The platform business model is predicated upon a voracious appetite for data that can only be sated by a disregard for privacy and constant outward expansion. Platform Capitalism aims to undermine the self-aggrandizing narratives of Silicon Valley, casting a critical eye onto the landscape of the leading capitalist firms.
Platform Capitalism is a high definition snapshot of the current political-economic situation that manages to get a lot of detail into a tight frame. It is either heralded as beneficial or denounced as detrimental by various authors. The trends identified in platform capitalism have similarities with those described under the heading of surveillance capitalism. It offers a convincing image of the current stage of capitalist development as a series of variations on the theme of the platform as a means of consolidating or seizing a kind of monopoly leverage over not only distribution but also production.
What unites Google and Facebook, Apple and Microsoft, Siemens and GE, Uber and Airbnb? Across a wide range of sectors, these firms are transforming themselves into platforms: businesses that provide the hardware and software foundation for others to operate on. Online commerce forms another friction point, with Facebook aiming to bring more and more business transactions onto its platform, in more or less direct threats to Google and Amazon. This transformation signals a major shift in how capitalist firms operate and how they interact with the rest of the economy: the emergence of platform capitalism.

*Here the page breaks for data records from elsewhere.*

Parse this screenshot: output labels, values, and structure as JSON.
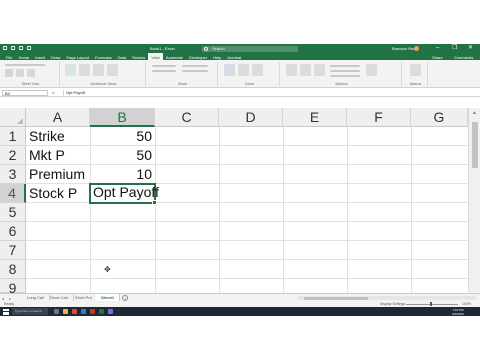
{
  "window": {
    "title": "Book1 - Excel",
    "search_placeholder": "Search",
    "user_name": "Brandon Reed",
    "minimize": "–",
    "restore": "❐",
    "close": "✕"
  },
  "ribbon": {
    "tabs": [
      "File",
      "Home",
      "Insert",
      "Draw",
      "Page Layout",
      "Formulas",
      "Data",
      "Review",
      "View",
      "Automate",
      "Developer",
      "Help",
      "Acrobat"
    ],
    "active_tab": "View",
    "share_label": "Share",
    "comments_label": "Comments",
    "groups": [
      "Sheet View",
      "Workbook Views",
      "Show",
      "Zoom",
      "Window",
      "Macros"
    ]
  },
  "formula_bar": {
    "name_box": "B4",
    "fx_label": "fx",
    "value": "Opt Payoff"
  },
  "grid": {
    "columns": [
      "A",
      "B",
      "C",
      "D",
      "E",
      "F",
      "G"
    ],
    "selected_column": "B",
    "rows": [
      "1",
      "2",
      "3",
      "4",
      "5",
      "6",
      "7",
      "8",
      "9"
    ],
    "selected_row": "4",
    "cells": {
      "A1": "Strike",
      "B1": "50",
      "A2": "Mkt P",
      "B2": "50",
      "A3": "Premium",
      "B3": "10",
      "A4": "Stock P",
      "B4": "Opt Payoff"
    },
    "active_cell": "B4"
  },
  "sheets": {
    "tabs": [
      "Long Call",
      "Short Call",
      "Short Put",
      "Sheet1"
    ],
    "active": "Sheet1",
    "add_label": "+",
    "nav_label": "◂ ▸"
  },
  "status": {
    "ready": "Ready",
    "zoom_label": "Display Settings",
    "zoom_pct": "100%"
  },
  "taskbar": {
    "search_placeholder": "Type here to search",
    "time": "7:16 PM",
    "date": "4/1/2023"
  },
  "colors": {
    "excel_green": "#217346",
    "ribbon_bg": "#f3f3f3",
    "taskbar_bg": "#1d2a36"
  }
}
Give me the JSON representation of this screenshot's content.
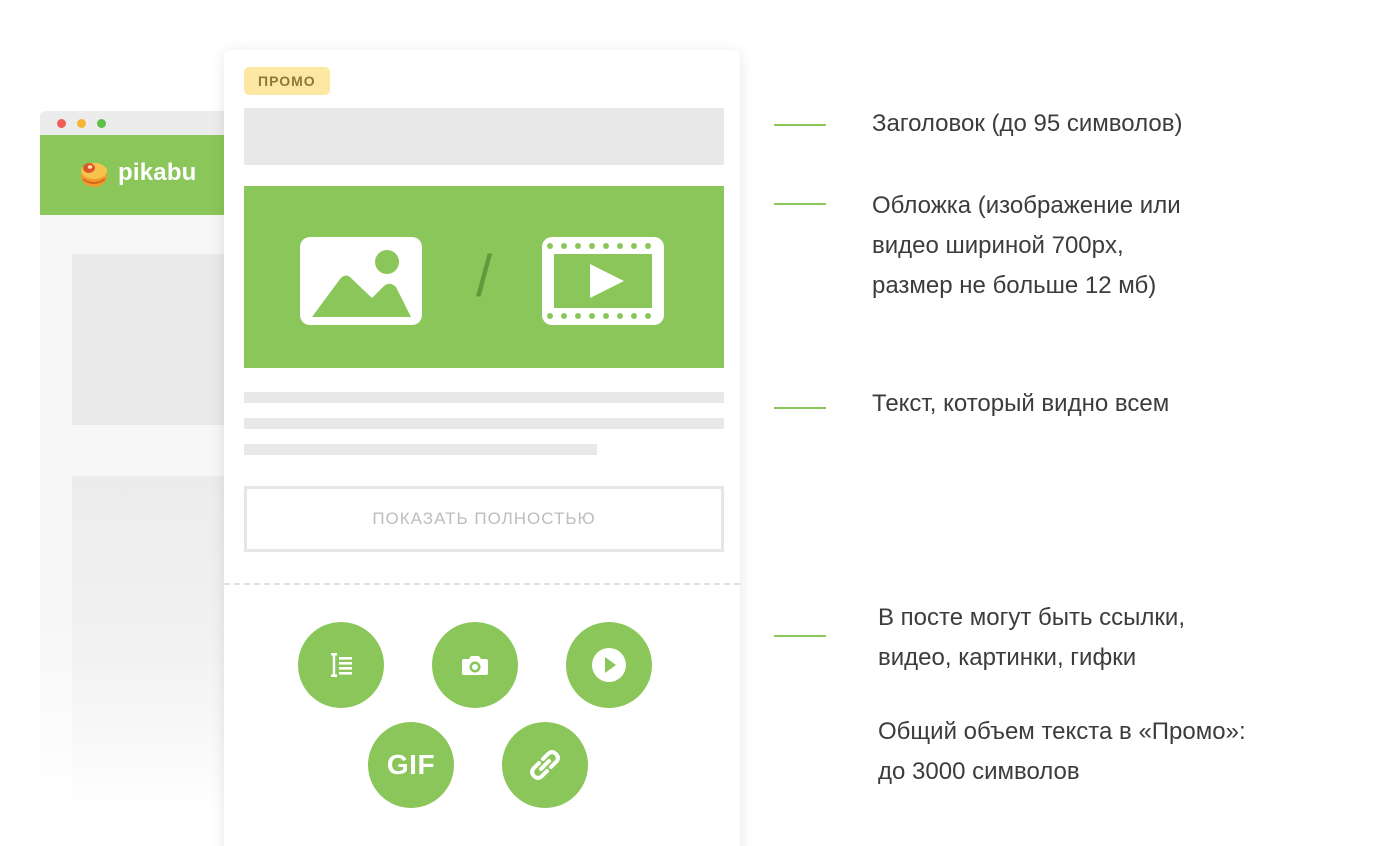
{
  "colors": {
    "green": "#8bc65b",
    "badge_bg": "#fde8a3",
    "placeholder": "#e8e8e8"
  },
  "browser": {
    "logo_text": "pikabu",
    "logo_icon": "pikabu-logo-icon"
  },
  "card": {
    "badge_label": "ПРОМО",
    "cover_separator": "/",
    "cover_icons": [
      "image-icon",
      "video-icon"
    ],
    "show_button_label": "ПОКАЗАТЬ ПОЛНОСТЬЮ",
    "content_buttons": [
      {
        "icon": "text-block-icon"
      },
      {
        "icon": "camera-icon"
      },
      {
        "icon": "play-icon"
      },
      {
        "icon": "gif-icon",
        "label": "GIF"
      },
      {
        "icon": "link-icon"
      }
    ]
  },
  "annotations": {
    "title": [
      "Заголовок (до 95 символов)"
    ],
    "cover": [
      "Обложка (изображение или",
      "видео шириной 700px,",
      "размер не больше 12 мб)"
    ],
    "text": [
      "Текст, который видно всем"
    ],
    "content": [
      "В посте могут быть ссылки,",
      "видео, картинки, гифки"
    ],
    "limit": [
      "Общий объем текста в «Промо»:",
      "до 3000 символов"
    ]
  }
}
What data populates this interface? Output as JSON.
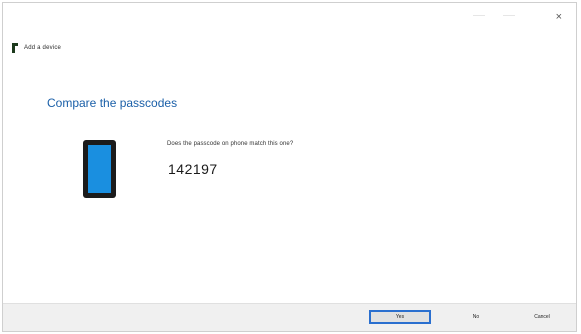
{
  "window": {
    "close_glyph": "×"
  },
  "header": {
    "icon": "add-device-icon",
    "title": "Add a device"
  },
  "main": {
    "title": "Compare the passcodes",
    "question": "Does the passcode on phone match this one?",
    "passcode": "142197",
    "device_icon": "phone-icon"
  },
  "footer": {
    "yes_label": "Yes",
    "no_label": "No",
    "cancel_label": "Cancel"
  },
  "colors": {
    "title": "#1a5fa8",
    "device_screen": "#1a8fe0",
    "primary_border": "#2a6fcf"
  }
}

Platform capitalism has been contrasted with platform cooperativism. Platforms’ appetite for data means that these businesses are also constantly expanding. Companies that try to focus on fairness and sharing, instead of a just profit motive, are described as cooperatives, whereas more traditional and common companies that focus solely on profit, like Airbnb and Uber, are platform capitalists (or cooperative platforms vs capitalist platforms). Not only does this lead to privacy concerns, but it also means that these forms grow and expand according to a data-centric logic of capitalist centralization.